Harris Cole, Ghaffari Noushin
Exagen Diagnostics, Inc, Houston, TX, USA.
BMC Genomics. 2008 Sep 16;9 Suppl 2(Suppl 2):S7. doi: 10.1186/1471-2164-9-S2-S7.
The growing body of DNA microarray data has the potential to advance our understanding of the molecular basis of disease. However annotating microarray datasets with clinically useful information is not always possible, as this often requires access to detailed patient records. In this study we introduce GLAD, a new Semi-Supervised Learning (SSL) method for combining independent annotated datasets and unannotated datasets with the aim of identifying more robust sample classifiers. In our method, independent models are developed using subsets of genes for the annotated and unannotated datasets. These models are evaluated according to a scoring function that incorporates terms for classification accuracy on annotated data, and relative cluster separation in unannotated data.
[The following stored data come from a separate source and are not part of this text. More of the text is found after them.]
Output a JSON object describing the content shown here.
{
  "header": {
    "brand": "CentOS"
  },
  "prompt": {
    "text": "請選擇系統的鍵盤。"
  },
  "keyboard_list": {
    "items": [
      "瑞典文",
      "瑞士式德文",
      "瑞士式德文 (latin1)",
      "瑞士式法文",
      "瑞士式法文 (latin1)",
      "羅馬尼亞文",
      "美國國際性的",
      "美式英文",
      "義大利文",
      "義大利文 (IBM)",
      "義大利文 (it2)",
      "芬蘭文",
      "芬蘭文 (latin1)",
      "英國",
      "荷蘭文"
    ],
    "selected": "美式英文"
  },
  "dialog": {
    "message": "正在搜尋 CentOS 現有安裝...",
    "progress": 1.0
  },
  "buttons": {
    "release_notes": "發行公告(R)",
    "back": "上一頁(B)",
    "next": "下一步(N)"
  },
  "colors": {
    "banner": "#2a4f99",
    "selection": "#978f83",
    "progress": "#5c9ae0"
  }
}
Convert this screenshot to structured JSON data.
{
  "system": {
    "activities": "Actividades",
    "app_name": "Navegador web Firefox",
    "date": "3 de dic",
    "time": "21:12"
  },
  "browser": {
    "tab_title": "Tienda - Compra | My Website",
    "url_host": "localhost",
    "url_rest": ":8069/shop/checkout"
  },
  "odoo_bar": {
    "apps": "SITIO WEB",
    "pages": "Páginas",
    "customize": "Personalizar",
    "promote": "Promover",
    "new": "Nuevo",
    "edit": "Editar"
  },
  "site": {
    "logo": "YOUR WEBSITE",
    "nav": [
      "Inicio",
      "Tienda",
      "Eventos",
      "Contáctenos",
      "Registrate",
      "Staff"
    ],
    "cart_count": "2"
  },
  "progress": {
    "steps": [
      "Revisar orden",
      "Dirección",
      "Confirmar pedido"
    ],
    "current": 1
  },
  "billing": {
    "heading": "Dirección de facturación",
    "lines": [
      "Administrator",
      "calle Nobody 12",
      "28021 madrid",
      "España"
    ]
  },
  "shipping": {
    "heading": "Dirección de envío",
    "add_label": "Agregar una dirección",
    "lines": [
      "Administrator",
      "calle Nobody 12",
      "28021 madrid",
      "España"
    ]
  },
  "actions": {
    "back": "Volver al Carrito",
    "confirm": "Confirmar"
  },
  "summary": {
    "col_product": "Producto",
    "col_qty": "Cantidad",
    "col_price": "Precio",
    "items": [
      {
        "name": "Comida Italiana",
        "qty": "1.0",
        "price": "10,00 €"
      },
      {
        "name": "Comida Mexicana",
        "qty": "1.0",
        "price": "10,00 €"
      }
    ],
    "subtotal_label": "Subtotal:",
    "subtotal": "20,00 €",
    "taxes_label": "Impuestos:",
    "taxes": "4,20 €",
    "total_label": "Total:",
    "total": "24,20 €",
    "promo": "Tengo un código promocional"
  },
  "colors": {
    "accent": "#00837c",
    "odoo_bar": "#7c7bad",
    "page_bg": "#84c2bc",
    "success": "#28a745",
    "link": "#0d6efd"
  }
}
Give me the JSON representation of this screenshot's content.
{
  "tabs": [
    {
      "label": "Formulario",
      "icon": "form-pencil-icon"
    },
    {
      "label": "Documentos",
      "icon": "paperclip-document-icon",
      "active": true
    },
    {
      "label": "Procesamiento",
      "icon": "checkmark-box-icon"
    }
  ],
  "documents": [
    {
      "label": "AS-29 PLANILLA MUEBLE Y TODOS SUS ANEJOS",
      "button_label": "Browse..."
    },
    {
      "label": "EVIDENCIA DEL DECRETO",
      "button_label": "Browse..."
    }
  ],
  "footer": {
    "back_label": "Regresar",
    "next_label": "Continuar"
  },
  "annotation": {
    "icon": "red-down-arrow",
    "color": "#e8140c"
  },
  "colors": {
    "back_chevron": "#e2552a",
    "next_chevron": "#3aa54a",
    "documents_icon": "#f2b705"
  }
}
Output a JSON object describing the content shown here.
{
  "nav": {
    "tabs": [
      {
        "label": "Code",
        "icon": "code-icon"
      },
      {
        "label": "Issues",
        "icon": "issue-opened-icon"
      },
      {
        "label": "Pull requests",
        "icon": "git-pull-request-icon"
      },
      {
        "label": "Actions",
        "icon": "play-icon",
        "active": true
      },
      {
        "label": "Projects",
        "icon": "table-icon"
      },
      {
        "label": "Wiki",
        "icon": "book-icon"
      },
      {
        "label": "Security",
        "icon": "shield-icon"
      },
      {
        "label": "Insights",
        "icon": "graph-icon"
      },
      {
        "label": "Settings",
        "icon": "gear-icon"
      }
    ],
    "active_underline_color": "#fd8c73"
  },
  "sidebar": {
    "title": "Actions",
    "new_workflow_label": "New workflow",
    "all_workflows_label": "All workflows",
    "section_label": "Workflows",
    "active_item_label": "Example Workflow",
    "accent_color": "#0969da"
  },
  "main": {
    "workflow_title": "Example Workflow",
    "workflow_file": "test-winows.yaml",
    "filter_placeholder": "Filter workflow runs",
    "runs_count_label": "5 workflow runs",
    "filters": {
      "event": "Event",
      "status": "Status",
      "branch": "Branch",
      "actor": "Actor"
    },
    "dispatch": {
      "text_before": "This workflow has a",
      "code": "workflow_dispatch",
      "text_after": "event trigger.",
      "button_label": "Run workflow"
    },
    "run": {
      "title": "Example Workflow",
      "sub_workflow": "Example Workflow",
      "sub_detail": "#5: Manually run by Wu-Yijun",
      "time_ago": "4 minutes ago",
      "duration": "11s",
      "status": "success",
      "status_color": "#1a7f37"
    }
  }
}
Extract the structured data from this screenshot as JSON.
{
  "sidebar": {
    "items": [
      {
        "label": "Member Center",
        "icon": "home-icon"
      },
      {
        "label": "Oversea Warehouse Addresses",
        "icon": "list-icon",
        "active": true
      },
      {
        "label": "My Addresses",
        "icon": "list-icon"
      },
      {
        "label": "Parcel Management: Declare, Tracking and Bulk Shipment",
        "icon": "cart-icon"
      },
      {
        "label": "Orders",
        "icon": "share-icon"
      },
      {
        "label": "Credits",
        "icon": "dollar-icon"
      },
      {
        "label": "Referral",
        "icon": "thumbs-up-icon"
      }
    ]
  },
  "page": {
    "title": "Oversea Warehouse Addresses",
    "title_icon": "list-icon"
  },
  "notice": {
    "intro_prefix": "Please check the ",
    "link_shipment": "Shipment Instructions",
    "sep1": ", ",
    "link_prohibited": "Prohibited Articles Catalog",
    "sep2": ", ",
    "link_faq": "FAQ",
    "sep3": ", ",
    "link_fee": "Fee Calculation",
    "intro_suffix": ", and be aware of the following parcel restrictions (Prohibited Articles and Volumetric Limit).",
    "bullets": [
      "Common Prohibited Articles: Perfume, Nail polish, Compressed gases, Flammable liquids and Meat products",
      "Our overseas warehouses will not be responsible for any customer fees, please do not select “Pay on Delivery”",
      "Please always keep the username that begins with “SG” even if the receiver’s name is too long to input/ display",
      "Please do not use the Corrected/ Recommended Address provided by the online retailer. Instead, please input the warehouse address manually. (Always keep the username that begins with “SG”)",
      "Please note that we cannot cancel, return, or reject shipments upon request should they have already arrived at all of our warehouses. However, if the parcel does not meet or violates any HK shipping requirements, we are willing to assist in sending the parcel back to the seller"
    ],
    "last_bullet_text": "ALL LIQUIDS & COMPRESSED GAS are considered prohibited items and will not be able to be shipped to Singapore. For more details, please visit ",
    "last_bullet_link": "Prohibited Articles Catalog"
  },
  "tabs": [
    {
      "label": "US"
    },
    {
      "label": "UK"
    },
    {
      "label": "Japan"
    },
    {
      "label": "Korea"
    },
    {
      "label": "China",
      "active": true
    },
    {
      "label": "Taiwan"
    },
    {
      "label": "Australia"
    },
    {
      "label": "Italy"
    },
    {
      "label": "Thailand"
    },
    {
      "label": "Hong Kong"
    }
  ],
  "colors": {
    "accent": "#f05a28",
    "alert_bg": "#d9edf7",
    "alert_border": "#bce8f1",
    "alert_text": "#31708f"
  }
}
Improved models are iteratively generated using a genetic algorithm feature selection technique. Our results show that the addition of unannotated data into training, significantly improves classifier robustness.
越来越多的DNA微阵列数据有潜力促进我们对疾病分子基础的理解。然而,用临床有用信息注释微阵列数据集并非总是可行的,因为这通常需要获取详细的患者记录。在本研究中,我们引入了GLAD,这是一种新的半监督学习(SSL)方法,用于结合独立的注释数据集和未注释数据集,目的是识别更强大的样本分类器。在我们的方法中,使用注释和未注释数据集的基因子集开发独立模型。根据一个评分函数对这些模型进行评估,该评分函数包含注释数据上的分类准确性和未注释数据中的相对聚类分离项。使用遗传算法特征选择技术迭代生成改进模型。我们的结果表明,在训练中加入未注释数据可显著提高分类器的稳健性。